Over 70,000 Chinese students are due to arrive in Korea for the new semester opening in March. But the only measure the government has come up with against the potential new influx of the coronavirus from China is recommending that universities defer the beginning of their semesters or advise students to stay indoors. Universities are scurrying to make their own preventive measures. Those with enough dorms are better off. But others are at a loss over where to put the students. Many universities in Seoul cannot find ways to isolate their students.

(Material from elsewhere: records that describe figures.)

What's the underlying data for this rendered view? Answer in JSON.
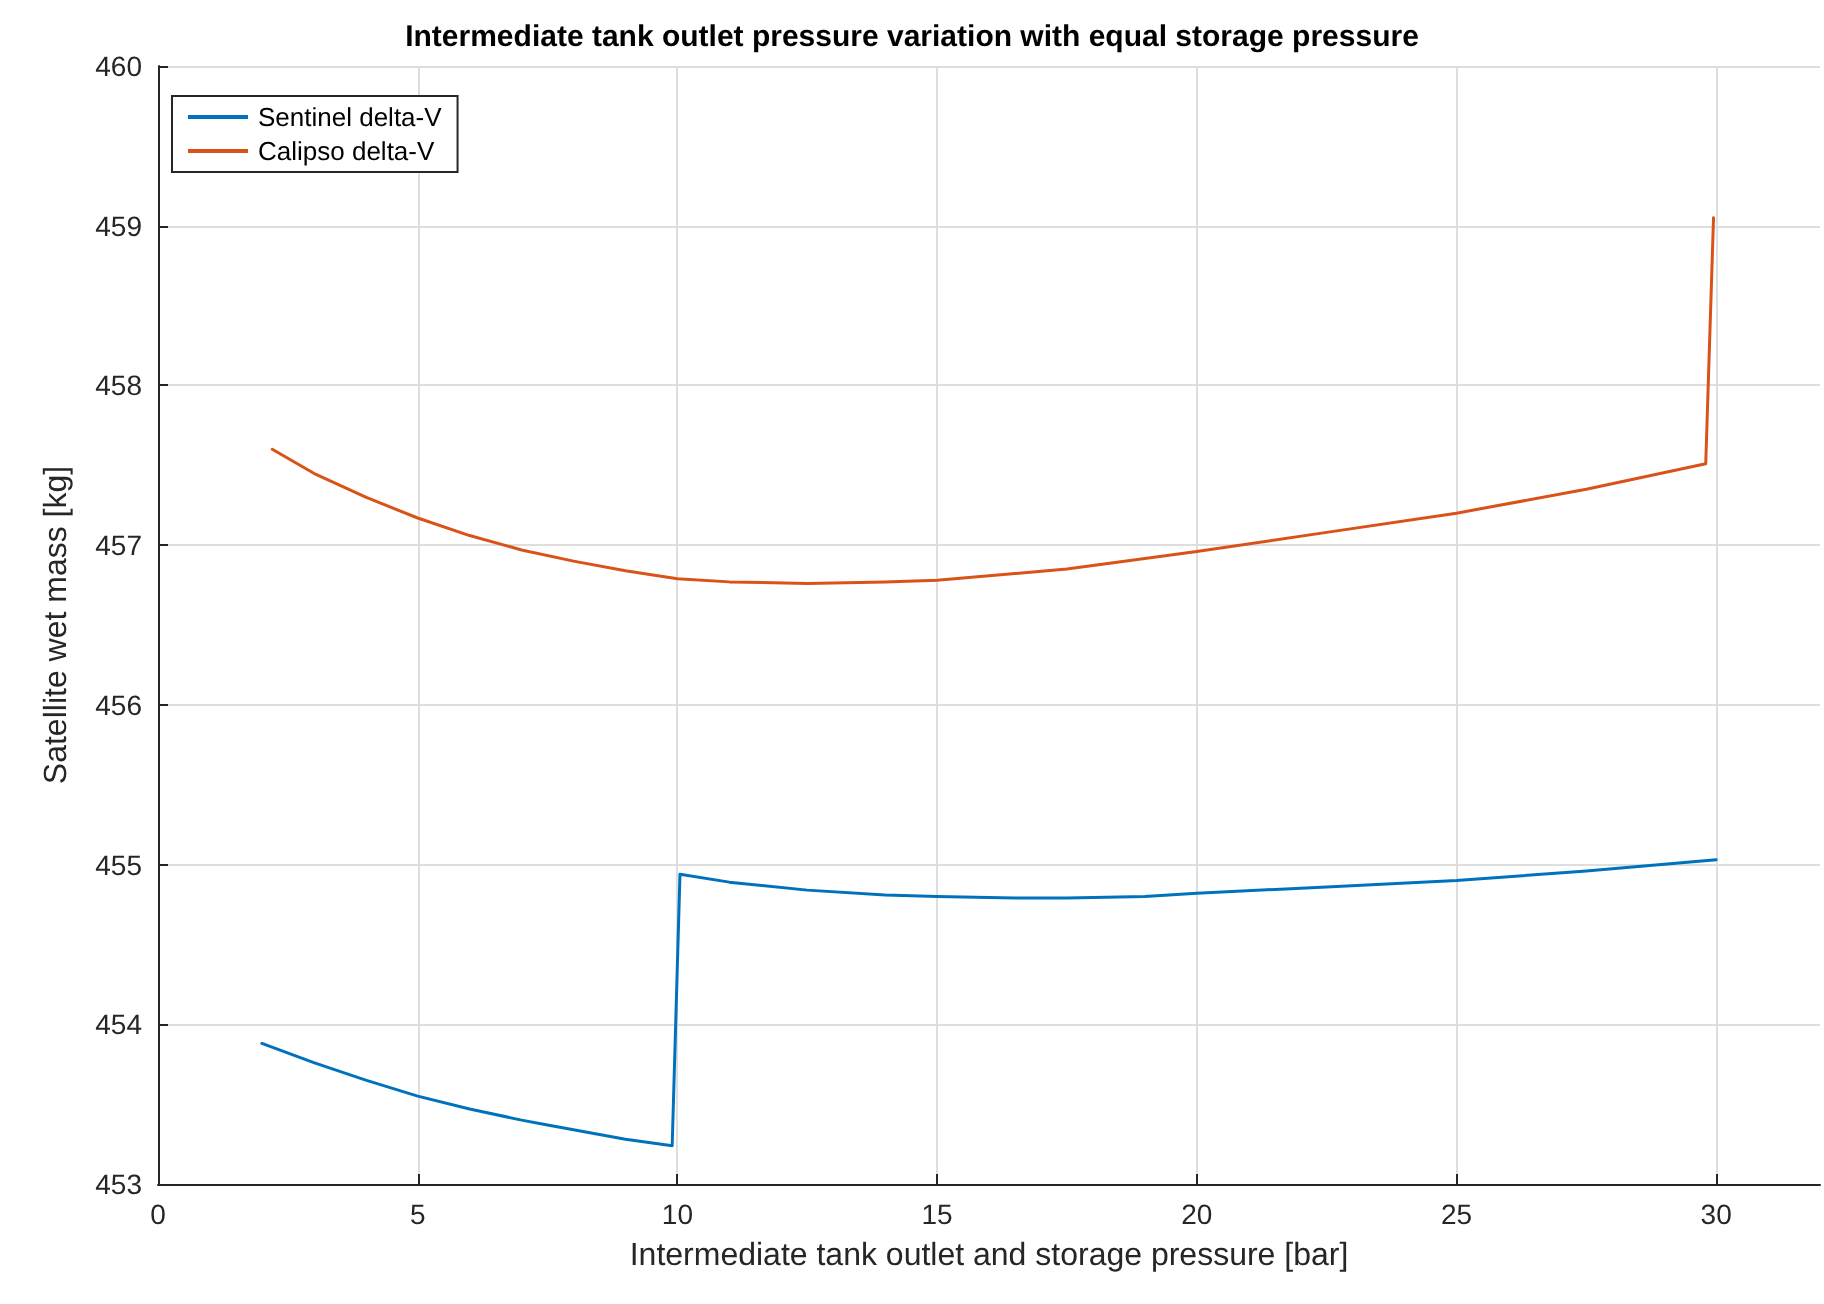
{
  "chart_data": {
    "type": "line",
    "title": "Intermediate tank outlet pressure variation with equal storage pressure",
    "xlabel": "Intermediate tank outlet and storage pressure [bar]",
    "ylabel": "Satellite wet mass [kg]",
    "xlim": [
      0,
      32
    ],
    "xticks": [
      0,
      5,
      10,
      15,
      20,
      25,
      30
    ],
    "ylim": [
      453,
      460
    ],
    "yticks": [
      453,
      454,
      455,
      456,
      457,
      458,
      459,
      460
    ],
    "grid": true,
    "legend": "top left",
    "marker": "none",
    "line_style": "solid",
    "series": [
      {
        "name": "Sentinel delta-V",
        "color": "#0072bd",
        "x": [
          2,
          3,
          4,
          5,
          6,
          7,
          7.5,
          8,
          9,
          9.9,
          10.05,
          11,
          12.5,
          14,
          15,
          16.5,
          17.5,
          19,
          20,
          22.5,
          25,
          27.5,
          30
        ],
        "values": [
          453.88,
          453.76,
          453.65,
          453.55,
          453.47,
          453.4,
          453.37,
          453.34,
          453.28,
          453.24,
          454.94,
          454.89,
          454.84,
          454.81,
          454.8,
          454.79,
          454.79,
          454.8,
          454.82,
          454.86,
          454.9,
          454.96,
          455.03
        ]
      },
      {
        "name": "Calipso delta-V",
        "color": "#d95319",
        "x": [
          2.2,
          3,
          4,
          5,
          6,
          7,
          8,
          9,
          10,
          11,
          12.5,
          14,
          15,
          17.5,
          20,
          22.5,
          25,
          27.5,
          29.8,
          29.95
        ],
        "values": [
          457.6,
          457.45,
          457.3,
          457.17,
          457.06,
          456.97,
          456.9,
          456.84,
          456.79,
          456.77,
          456.76,
          456.77,
          456.78,
          456.85,
          456.96,
          457.08,
          457.2,
          457.35,
          457.51,
          459.05
        ]
      }
    ]
  }
}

The Moon Jae-in administration has recommended that local universities keep Chinese students away from schools for two weeks. But there is no way to force them to do so. The Ministry of Education is taking the backseat and dumping the responsibility on universities.
Ambiguity in government actions has only aggravated confusion. The government announced that tests on the infection would be possible in private hospitals. It first gave the number 50, but the actual list had only 38 names. On the first day, only 17 hospitals were equipped with the necessary testing equipment.

The government announced that testing will be available for anyone who is suspected of being infected at 124 clinics across the country. But patients were turned away due to lack of testing kits.

Civilians are getting more anxious due to lax government action. Some of them have created virus maps of their own due to unreliable information from the government. Parents have to seek out information themselves because authorities have not disclosed the names of schools and after-school academies that patients have been to.

Terror and anxiety can build up in the dark. If the government acted transparently, our society would not fall into chaos. It must make a strict and swift decision to allow Chinese people to come to Korea. But the government was slower in restricting people coming from Hubei Province than other countries and also reversed an earlier statement about considering a broader entry ban.

According to media reports in China, 76 cities in 12 provinces have been locked down. About 30 percent of the Chinese population is restricted from moving around as bus terminals and train stations have been closed. The 25th patient in Korea came from Guangdong Province, not Hubei Province. Over 40 percent of confirmed patients have been infected outside Hubei. It is no use enforcing a ban on people from Hubei. The government must take more stern actions to ease public jitters.